- Despite 35% decrease in sales, GTA market correcting – not crashing
- Condo market sees hottest price gains at 21% Y-o-Y
- GTA starts feeling effects of foreign buyer tax
Although the massive slump in sales activity in Toronto’s housing market had many worried about a housing crash, recent numbers released by the Toronto Real Estate Board (TREB) suggest the market is simply adjusting to new market conditions, especially in the wake of the provincial government’s Fair Housing Plan. While sales activity is down by nearly 35%, the average sale price climbed 3% year-over-year, despite non-resident purchases slumping in the wake of Ontario’s new non-resident speculation tax.
Despite 35% decrease in sales, GTA market correcting – not crashing
Although the Greater Toronto Area saw home sales activity decrease a whopping 34.8% over August 2016, market conditions in the GTA are far from dire. Significantly influenced by the provincial government’s Fair Housing Plan launched in April this year, decreasing sales have been affected by a significant number of buyers taking a step back to observe market trends in the wake of the 16-point plan.
While only 6,357 homes sold in August, new listings slid 6.7% year-over-year as well, reaching a total of 11,523 new properties on the market. As such, the GTA’s market presents balanced conditions and “if current conditions are sustained over the coming months, we would expect to see year-over-year price growth normalize slightly above the rate of inflation,” predicts TREB Director of Market Analysis Jason Mercer. This, however, is dependent on whether buyers who are currently just observing the market will reenter en-masse, especially if it pairs with current negative supply trends. After all, year-over-year price appreciation inched up 3%, despite slumping sales activity, reaching an average of $732,292 in the Greater Toronto Area.
Condo market sees hottest price gains at 21% Y-o-Y
While sales activity declined by double digits across all home categories, single-family detached homes took the greatest hit, with sales down a jaw-dropping 41.6% compared to the year-ago figure, resulting in a meager 0.3% price appreciation. However, shifting buyer preferences resulted in noticeable price growth across other types of homes. In fact, semi-detached homes and condo apartments experienced double-digit price appreciation – 12.1% and an impressive 21.4% increase year-over-year.
Not only did apartments for sale register the most impressive price gains in the GTA, condos also took up an increasing share of the market, accounting for 28.8% of all residential sales, per TREB data.
GTA starts feeling effects of foreign buyer tax
Overall, the City of Toronto experienced a less dramatic sales slump than the rest of the GTA. While Toronto saw sales activity decrease by roughly a third, sales activity in the 905 was almost slashed in half compared to August 2016 trends. Supply, however, decreased at a more dramatic rate in the City versus surrounding areas.

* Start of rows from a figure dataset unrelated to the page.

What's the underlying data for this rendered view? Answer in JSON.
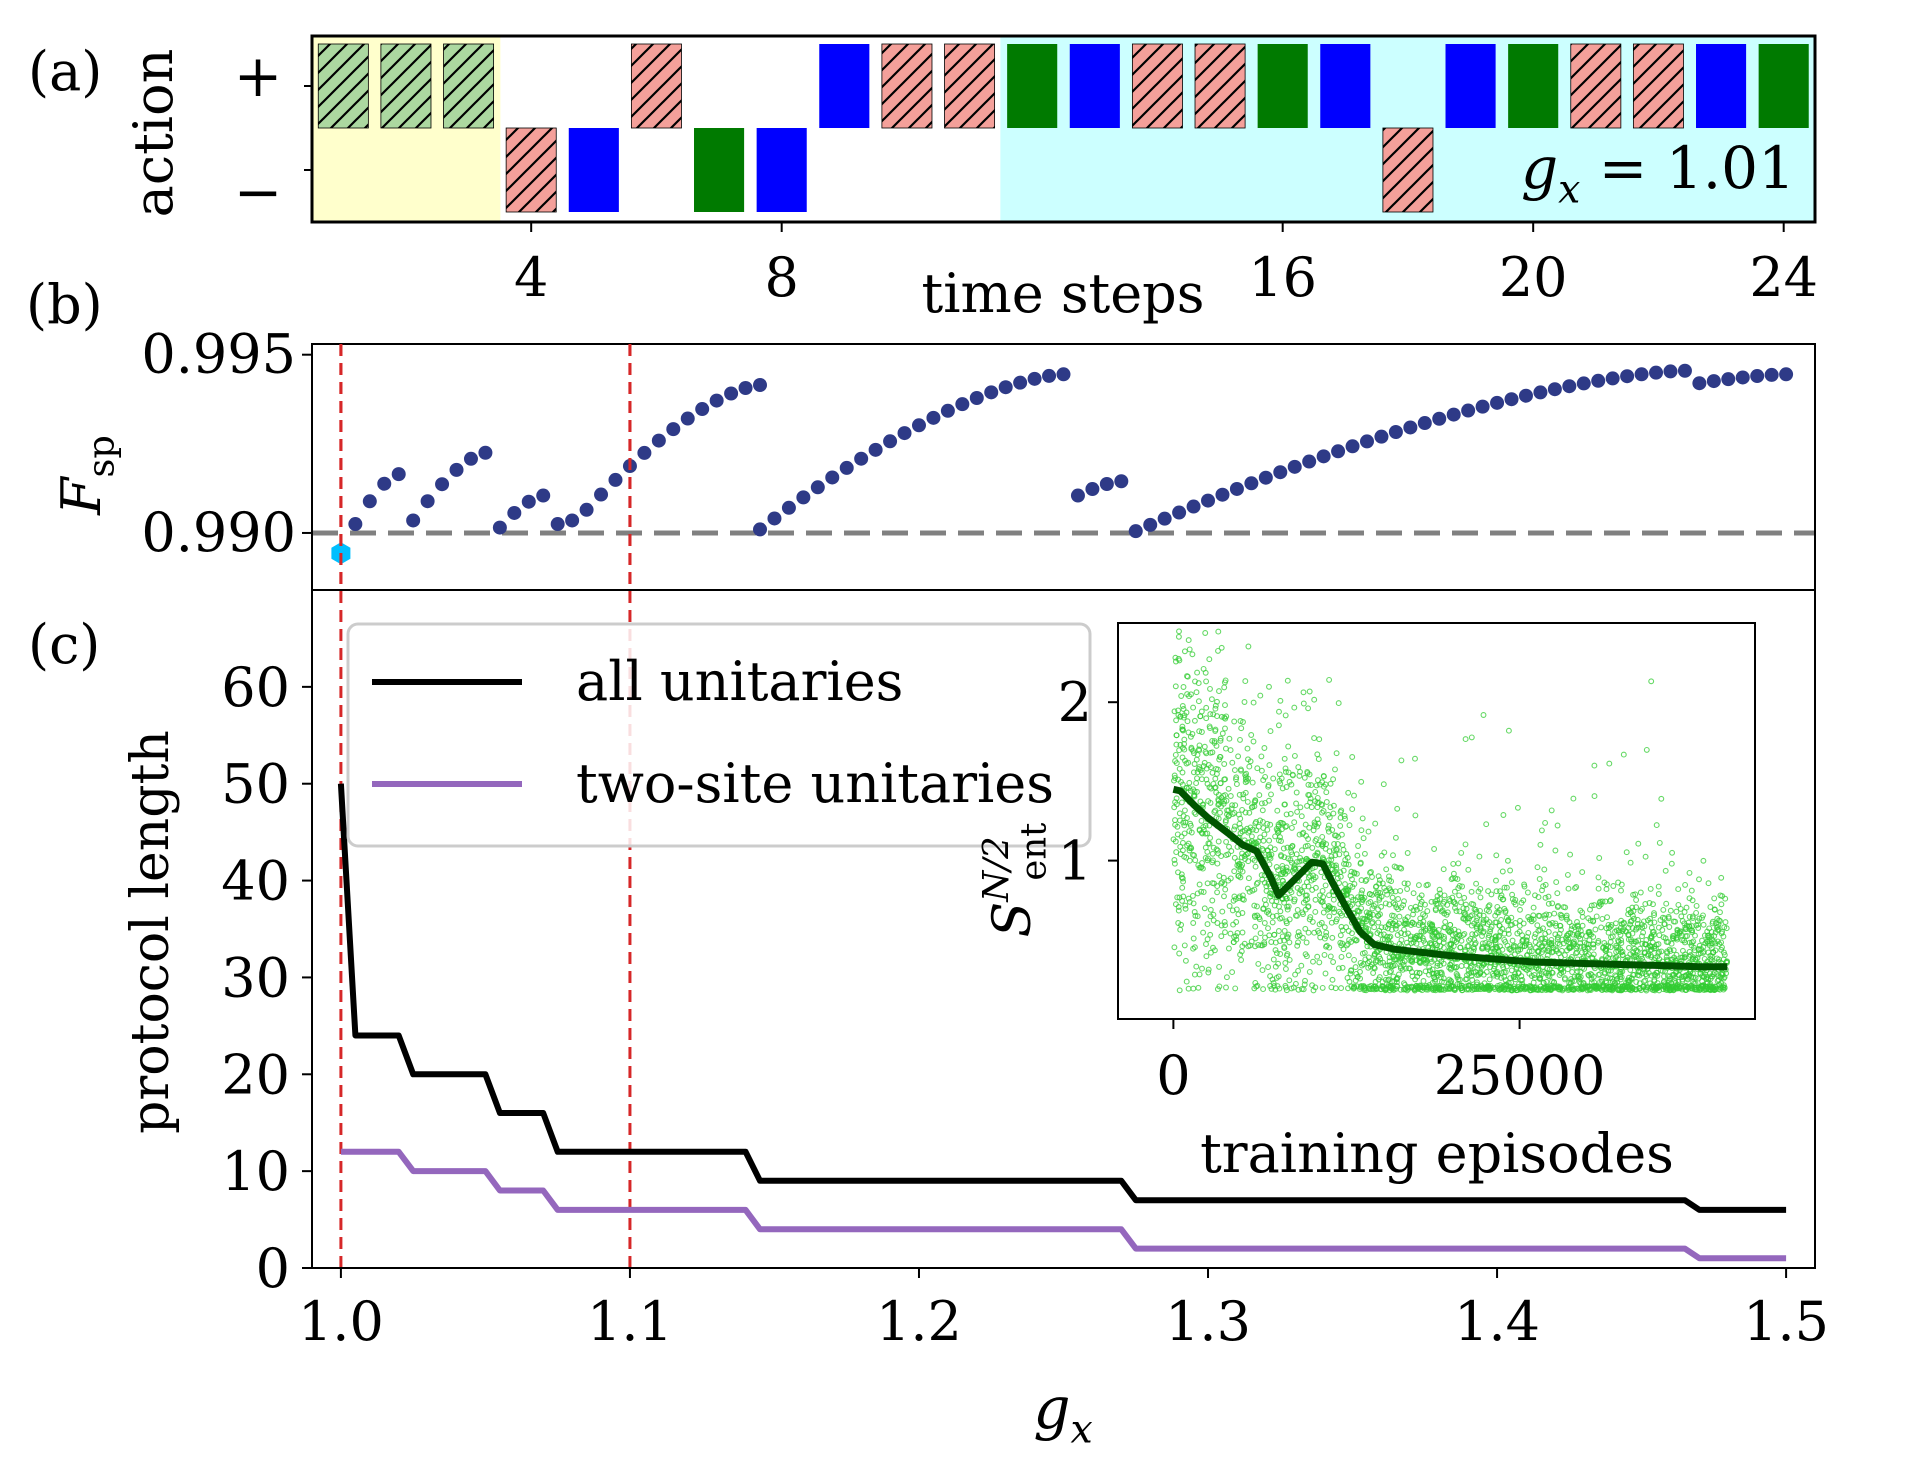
{
  "chart_data": [
    {
      "panel_label": "(a)",
      "type": "timeline",
      "ylabel": "action",
      "y_levels": [
        "+",
        "−"
      ],
      "xlabel": "time steps",
      "xticks": [
        4,
        8,
        16,
        20,
        24
      ],
      "annotation": {
        "symbol": "g",
        "subscript": "x",
        "text": " = 1.01"
      },
      "colors": {
        "green": "#007a00",
        "blue": "#0000ff",
        "red": "#f4a09a",
        "hatched_green": "#acd8a0",
        "region_yellow": "#ffffcc",
        "region_cyan": "#ccffff"
      },
      "regions": [
        {
          "color": "region_yellow",
          "start": 0.5,
          "end": 3.5
        },
        {
          "color": "region_cyan",
          "start": 11.5,
          "end": 24.5
        }
      ],
      "steps": [
        {
          "t": 1,
          "action": "+",
          "kind": "hatched_green"
        },
        {
          "t": 2,
          "action": "+",
          "kind": "hatched_green"
        },
        {
          "t": 3,
          "action": "+",
          "kind": "hatched_green"
        },
        {
          "t": 4,
          "action": "-",
          "kind": "hatched_red"
        },
        {
          "t": 5,
          "action": "-",
          "kind": "blue"
        },
        {
          "t": 6,
          "action": "+",
          "kind": "hatched_red"
        },
        {
          "t": 7,
          "action": "-",
          "kind": "green"
        },
        {
          "t": 8,
          "action": "-",
          "kind": "blue"
        },
        {
          "t": 9,
          "action": "+",
          "kind": "blue"
        },
        {
          "t": 10,
          "action": "+",
          "kind": "hatched_red"
        },
        {
          "t": 11,
          "action": "+",
          "kind": "hatched_red"
        },
        {
          "t": 12,
          "action": "+",
          "kind": "green"
        },
        {
          "t": 13,
          "action": "+",
          "kind": "blue"
        },
        {
          "t": 14,
          "action": "+",
          "kind": "hatched_red"
        },
        {
          "t": 15,
          "action": "+",
          "kind": "hatched_red"
        },
        {
          "t": 16,
          "action": "+",
          "kind": "green"
        },
        {
          "t": 17,
          "action": "+",
          "kind": "blue"
        },
        {
          "t": 18,
          "action": "-",
          "kind": "hatched_red"
        },
        {
          "t": 19,
          "action": "+",
          "kind": "blue"
        },
        {
          "t": 20,
          "action": "+",
          "kind": "green"
        },
        {
          "t": 21,
          "action": "+",
          "kind": "hatched_red"
        },
        {
          "t": 22,
          "action": "+",
          "kind": "hatched_red"
        },
        {
          "t": 23,
          "action": "+",
          "kind": "blue"
        },
        {
          "t": 24,
          "action": "+",
          "kind": "green"
        }
      ]
    },
    {
      "panel_label": "(b)",
      "type": "scatter",
      "ylabel": {
        "symbol": "F",
        "subscript": "sp"
      },
      "ylim": [
        0.9884,
        0.9953
      ],
      "yticks": [
        0.99,
        0.995
      ],
      "ytick_labels": [
        "0.990",
        "0.995"
      ],
      "threshold": 0.99,
      "vlines": [
        1.0,
        1.1
      ],
      "colors": {
        "points": "#2e3a87",
        "highlight": "#00bfff",
        "threshold": "#808080",
        "vline": "#d62728"
      },
      "highlight_point": {
        "x": 1.0,
        "y": 0.98943
      },
      "segments": [
        {
          "x_start": 1.005,
          "x_end": 1.02,
          "y_start": 0.99025,
          "y_end": 0.99165
        },
        {
          "x_start": 1.025,
          "x_end": 1.05,
          "y_start": 0.99035,
          "y_end": 0.99225
        },
        {
          "x_start": 1.055,
          "x_end": 1.07,
          "y_start": 0.99015,
          "y_end": 0.99105
        },
        {
          "x_start": 1.075,
          "x_end": 1.08,
          "y_start": 0.99025,
          "y_end": 0.99035
        },
        {
          "x_start": 1.085,
          "x_end": 1.145,
          "y_start": 0.99065,
          "y_end": 0.99415
        },
        {
          "x_start": 1.145,
          "x_end": 1.25,
          "y_start": 0.9901,
          "y_end": 0.99445
        },
        {
          "x_start": 1.255,
          "x_end": 1.27,
          "y_start": 0.99105,
          "y_end": 0.99145
        },
        {
          "x_start": 1.275,
          "x_end": 1.465,
          "y_start": 0.99005,
          "y_end": 0.99455
        },
        {
          "x_start": 1.47,
          "x_end": 1.5,
          "y_start": 0.9942,
          "y_end": 0.99445
        }
      ]
    },
    {
      "panel_label": "(c)",
      "type": "line",
      "xlabel": {
        "symbol": "g",
        "subscript": "x"
      },
      "ylabel": "protocol length",
      "xlim": [
        0.99,
        1.51
      ],
      "ylim": [
        0,
        70
      ],
      "xticks": [
        1.0,
        1.1,
        1.2,
        1.3,
        1.4,
        1.5
      ],
      "xtick_labels": [
        "1.0",
        "1.1",
        "1.2",
        "1.3",
        "1.4",
        "1.5"
      ],
      "yticks": [
        0,
        10,
        20,
        30,
        40,
        50,
        60
      ],
      "ytick_labels": [
        "0",
        "10",
        "20",
        "30",
        "40",
        "50",
        "60"
      ],
      "vlines": [
        1.0,
        1.1
      ],
      "legend": {
        "placement": "upper-left"
      },
      "series": [
        {
          "name": "all unitaries",
          "color": "#000000",
          "points": [
            [
              1.0,
              50
            ],
            [
              1.005,
              24
            ],
            [
              1.02,
              24
            ],
            [
              1.025,
              20
            ],
            [
              1.05,
              20
            ],
            [
              1.055,
              16
            ],
            [
              1.07,
              16
            ],
            [
              1.075,
              12
            ],
            [
              1.14,
              12
            ],
            [
              1.145,
              9
            ],
            [
              1.27,
              9
            ],
            [
              1.275,
              7
            ],
            [
              1.465,
              7
            ],
            [
              1.47,
              6
            ],
            [
              1.5,
              6
            ]
          ]
        },
        {
          "name": "two-site unitaries",
          "color": "#9467bd",
          "points": [
            [
              1.0,
              12
            ],
            [
              1.02,
              12
            ],
            [
              1.025,
              10
            ],
            [
              1.05,
              10
            ],
            [
              1.055,
              8
            ],
            [
              1.07,
              8
            ],
            [
              1.075,
              6
            ],
            [
              1.14,
              6
            ],
            [
              1.145,
              4
            ],
            [
              1.27,
              4
            ],
            [
              1.275,
              2
            ],
            [
              1.465,
              2
            ],
            [
              1.47,
              1
            ],
            [
              1.5,
              1
            ]
          ]
        }
      ]
    },
    {
      "panel_label": "inset",
      "type": "scatter",
      "xlabel": "training episodes",
      "ylabel": {
        "symbol": "S",
        "subscript": "ent",
        "superscript": "N/2"
      },
      "xlim": [
        -4000,
        42000
      ],
      "ylim": [
        0.0,
        2.5
      ],
      "xticks": [
        0,
        25000
      ],
      "xtick_labels": [
        "0",
        "25000"
      ],
      "yticks": [
        1,
        2
      ],
      "ytick_labels": [
        "1",
        "2"
      ],
      "colors": {
        "scatter": "#33cc33",
        "mean": "#005500"
      },
      "scatter_floor": 0.18,
      "mean_curve": [
        [
          0,
          1.45
        ],
        [
          500,
          1.44
        ],
        [
          1500,
          1.35
        ],
        [
          2500,
          1.27
        ],
        [
          4000,
          1.17
        ],
        [
          5000,
          1.1
        ],
        [
          6000,
          1.06
        ],
        [
          7000,
          0.9
        ],
        [
          7600,
          0.78
        ],
        [
          8400,
          0.85
        ],
        [
          9200,
          0.92
        ],
        [
          10000,
          0.99
        ],
        [
          10800,
          0.98
        ],
        [
          11500,
          0.86
        ],
        [
          12500,
          0.7
        ],
        [
          13500,
          0.55
        ],
        [
          14500,
          0.47
        ],
        [
          16000,
          0.44
        ],
        [
          18000,
          0.42
        ],
        [
          20000,
          0.4
        ],
        [
          23000,
          0.38
        ],
        [
          26000,
          0.36
        ],
        [
          30000,
          0.35
        ],
        [
          34000,
          0.34
        ],
        [
          38000,
          0.33
        ],
        [
          40000,
          0.33
        ]
      ],
      "spread_curve": [
        [
          0,
          0.55
        ],
        [
          6000,
          0.45
        ],
        [
          10000,
          0.4
        ],
        [
          13000,
          0.3
        ],
        [
          16000,
          0.25
        ],
        [
          25000,
          0.22
        ],
        [
          40000,
          0.2
        ]
      ]
    }
  ]
}
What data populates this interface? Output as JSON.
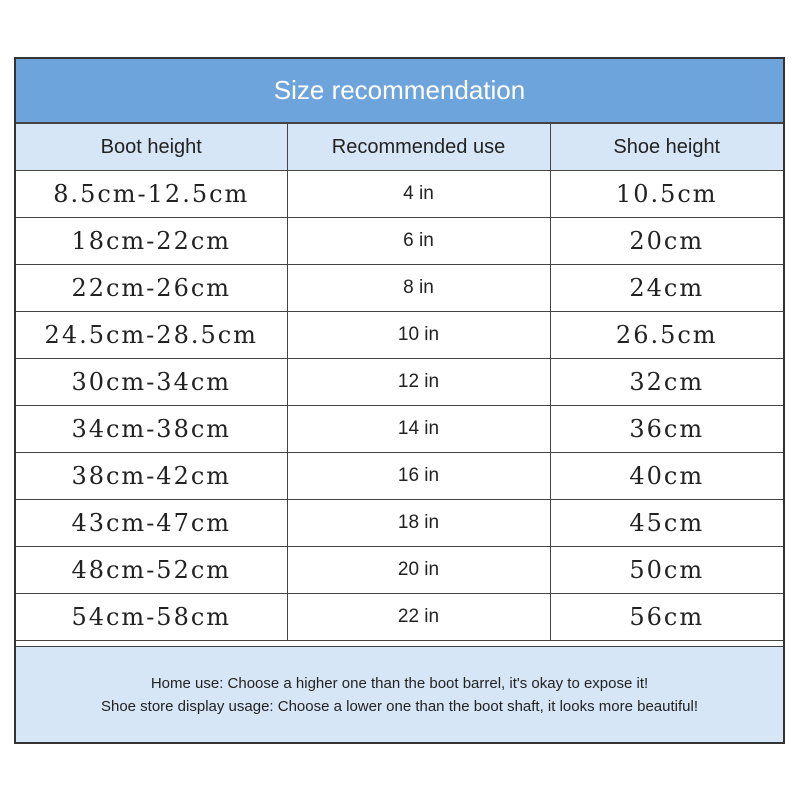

But the slump in foreign buyer activity has made its mark on the entirety of the Greater Toronto Area. According to new data from the Ontario Ministry of Housing, the non-resident speculation tax (NSRT) has brought the share of non-citizen purchases down from 4.7% to 3.4% in the Greater Golden Horseshoe Region. In Toronto and surrounding regions, that number dropped from 7.2% to 5.6%. The effects of the foreign buyer tax will continue to be felt more strongly in the GTA than in the province overall, as non-residents accounted for only 2.6% of all Ontario sales.